Pelatih Bayern Hitzfeld juga membombardir wasit Italian Collina pada konferensi pers pasca-pertandingan, "Saya pikir kartu merah Leon adalah sesuatu yang bisa dihindari wasit, dan dua pelanggaran itu bukan tindakan besar. Mengusir pemain terbaik kami! Saya tidak pikir kami kalah dari diri kami sendiri, pemain kami adalah yang terbaik!"


Banyak media percaya bahwa Leon, pesepakbola dunia baru, dikeluarkan sebagai pukulan besar bagi Bayern. Anda harus tahu bahwa Bayern dapat menerima kekalahan satu-dua di Bernabeu, tetapi Leon tidak dapat bermain di babak berikutnya antara mereka dan Real Madrid Ini tidak bisa diterima Bayern.


Maka Bayern pun segera mengajukan banding, namun beberapa hari kemudian, banding tersebut gagal. Alasannya sangat sederhana, karena pelanggaran Leon tidak melibatkan diving lawan, tetapi pelanggaran yang solid, meskipun kedua pelanggaran ini dapat dihukum. Antara dan tidak dapat dihukum, tetapi pelanggaran Collina kalimat tak terbantahkan...


Hanya bisa dikatakan bahwa keberuntungan Leon terlalu buruk.


Kegagalan banding memaksa Bayern kehilangan inti mereka Leon Weir di babak kedua melawan Real Madrid. Untuk Bayern saat ini, mereka telah memenangkan kejuaraan Bundesliga lebih cepat dari jadwal, dan klub sepenuhnya berjuang untuk Liga Champions.


"Apa yang kamu lakukan? Semua orang tertunduk!

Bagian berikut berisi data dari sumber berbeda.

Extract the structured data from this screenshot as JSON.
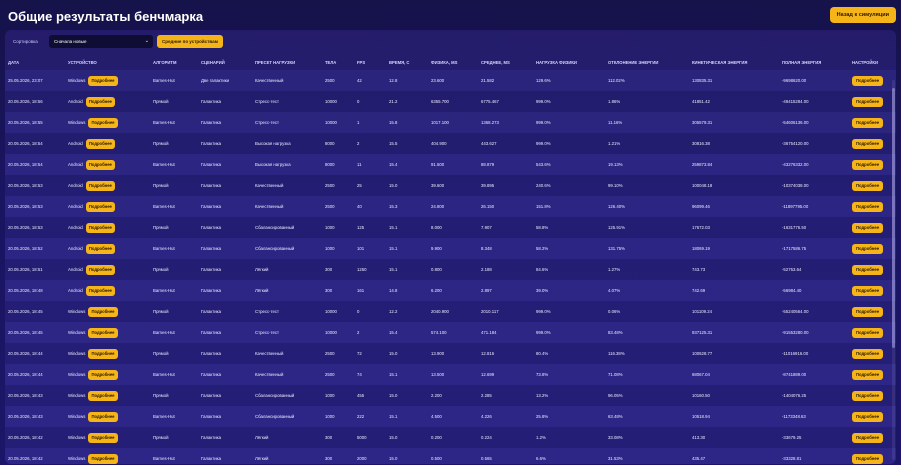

Bukankah kita baru saja kalah 1-2 di Bernabeu! Selama kalian bermain 1-0 di babak kedua, saya bisa bermain di final! Perhentian ini Permainan hanya berhenti saya untuk satu pertandingan!" Di sesi latihan pertama setelah kembali ke Bayern dan Munich, Leon, yang menemukan bahwa rekan satu timnya tidak memiliki semangat, juga berharap agar rekan satu timnya bisa bersorak.


Toh, Bayern bukannya tanpa peluang, skor 1-0 bisa membuat Bayern masuk final.

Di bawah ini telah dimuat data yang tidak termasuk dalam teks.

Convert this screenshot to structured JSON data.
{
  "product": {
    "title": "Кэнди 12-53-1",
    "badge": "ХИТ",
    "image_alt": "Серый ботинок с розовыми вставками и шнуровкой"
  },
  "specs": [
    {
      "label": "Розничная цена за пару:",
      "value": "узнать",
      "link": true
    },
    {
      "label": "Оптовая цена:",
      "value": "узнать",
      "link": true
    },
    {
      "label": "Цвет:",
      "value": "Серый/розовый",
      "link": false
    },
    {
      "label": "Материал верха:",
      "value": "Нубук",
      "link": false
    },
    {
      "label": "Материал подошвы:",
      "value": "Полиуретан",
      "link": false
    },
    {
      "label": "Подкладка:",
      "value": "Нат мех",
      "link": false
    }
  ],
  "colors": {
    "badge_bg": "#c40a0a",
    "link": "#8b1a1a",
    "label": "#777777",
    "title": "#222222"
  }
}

Meski absennya menjadi pukulan telak bagi Bayern, Leon tak ingin rekan setimnya menyerah.


"Leon benar! Corina si anjing, kita harus pergi jauh-jauh ke final! Kita telah mencapai semi-final, haruskah kita menyerah?" Raja Singa Kahn juga menggunakan geraman dan tepuk tangan klasiknya. Ceria untuk rekan satu timmu di tempat latihan.


Oliver dan Leon benar, bagaimana kita bisa menyerah begitu saja! Kita masih memiliki rumah!” Bomber Andes Pizarro adalah yang pertama pulih dari depresinya, untuk semangat juang Pizarro For Salo, selama peluit akhir dibunyikan, dia tidak akan pernah putus asa untuk mencetak gol.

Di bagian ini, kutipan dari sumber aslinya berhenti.